Quisiera vivir en un mundo en el que no tuviera la necesidad de huir de él, de buscar refugio. Un mundo compasivo

Turismo Ciutat Vella verano
La Rambla de Barcelona, este jueves llena de visitantes.Massimiliano Minocri (EL PAÍS)
Najat El Hachmi

Ha llegado al fin la normalidad, Ítaca anhelada en la que esperábamos reposar después del esfuerzo titánico de resistir y sobreponernos a la pandemia. Pues bien, lo confieso públicamente: a mí esta Ítaca no me gusta, no es para nada lo que esperaba. ¿Dónde está la vida distinta en la que todos seríamos mejores, seríamos más colaborativos, más solidarios y pondríamos la vida en el centro? La isla a la que yo he llegado se parece demasiado a unas Ramblas masificadas donde gigantescos cruceros vomitan aludes de turistas con piel de langostino. Han vuelto también estos cruceros y otra vez siento que sobro en esta ciudad en la que vivo, que sus habitantes, si no estamos dispuestos a figurar como parte del decorado, estamos de más y mejor que vayamos saliendo por la puerta. Lo demuestran los precios del alquiler y los del aperitivo. Durante el confinamiento, a los barceloneses nos quisieron mucho en bares y restaurantes, los camareros de sitios antes muy concurridos nos trataron como no nos habían tratado nunca. Pero era un amor interesado, motivado por la escasez de consumidores con más dinero. Ahora vuelven a ignorarnos como antes, a traernos unas cuentas de infarto por una cerveza y unas aceitunas. ¿Qué es una ciudad si no puedes tomarte el aperitivo a un precio popular y razonable?

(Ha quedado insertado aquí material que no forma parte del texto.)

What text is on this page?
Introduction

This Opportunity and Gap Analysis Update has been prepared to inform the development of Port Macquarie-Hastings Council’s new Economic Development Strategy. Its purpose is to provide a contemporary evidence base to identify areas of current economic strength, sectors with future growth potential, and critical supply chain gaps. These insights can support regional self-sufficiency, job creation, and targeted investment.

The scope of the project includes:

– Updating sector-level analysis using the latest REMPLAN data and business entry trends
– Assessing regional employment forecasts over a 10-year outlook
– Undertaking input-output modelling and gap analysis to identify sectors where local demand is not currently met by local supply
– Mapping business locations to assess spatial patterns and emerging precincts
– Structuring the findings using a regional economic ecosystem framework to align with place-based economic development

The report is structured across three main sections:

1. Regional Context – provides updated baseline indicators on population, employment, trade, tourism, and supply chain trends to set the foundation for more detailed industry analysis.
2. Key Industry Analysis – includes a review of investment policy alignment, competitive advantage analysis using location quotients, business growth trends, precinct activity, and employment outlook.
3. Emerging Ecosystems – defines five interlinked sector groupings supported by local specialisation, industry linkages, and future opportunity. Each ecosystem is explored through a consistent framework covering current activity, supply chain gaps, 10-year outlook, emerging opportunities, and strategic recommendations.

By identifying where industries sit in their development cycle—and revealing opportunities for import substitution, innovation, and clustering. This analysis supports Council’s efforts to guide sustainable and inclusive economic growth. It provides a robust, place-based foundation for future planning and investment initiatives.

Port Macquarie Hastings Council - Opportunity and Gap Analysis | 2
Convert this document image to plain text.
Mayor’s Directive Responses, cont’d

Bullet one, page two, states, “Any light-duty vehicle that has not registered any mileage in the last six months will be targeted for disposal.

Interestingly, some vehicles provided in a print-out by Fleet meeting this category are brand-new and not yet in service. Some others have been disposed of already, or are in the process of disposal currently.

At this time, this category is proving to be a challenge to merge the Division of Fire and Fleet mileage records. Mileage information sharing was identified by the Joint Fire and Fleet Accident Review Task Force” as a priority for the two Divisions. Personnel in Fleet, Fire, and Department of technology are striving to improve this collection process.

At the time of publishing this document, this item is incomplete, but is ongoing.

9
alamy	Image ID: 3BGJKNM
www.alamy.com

Lo que no es normal es el ritmo acelerado e implacable que nos exige ocultar, disimular, dominar y reprimir todo lo que tenga que ver con la vida para que nos entreguemos a lo más importante, a lo fundamental: producir. Por eso añoro el estéril confinamiento, cuando, por lo menos, podía pensar y sentir, expresar la angustia y la tristeza, la preocupación y la rabia, tener claro qué es lo realmente esencial: comer, dormir, estar con quienes amamos, cuidarlos y que nos cuiden. Animales desnudos ante las inclemencias del tiempo y la naturaleza, las restricciones de la pandemia fueron para muchos de nosotros una especie de cueva en la que refugiarnos y redescubrir el consuelo y alivio que nos da el contacto continuado, piel con piel, con personas reales e importantes en nuestras vidas.

Yo quisiera vivir en un mundo en el que no tuviera la necesidad de huir de él, de buscar refugio. Un mundo compasivo que pusiera el alejamiento del dolor y la búsqueda del placer en primer lugar. Una Ítaca en la que sentirnos en casa y no esta enloquecedora normalidad.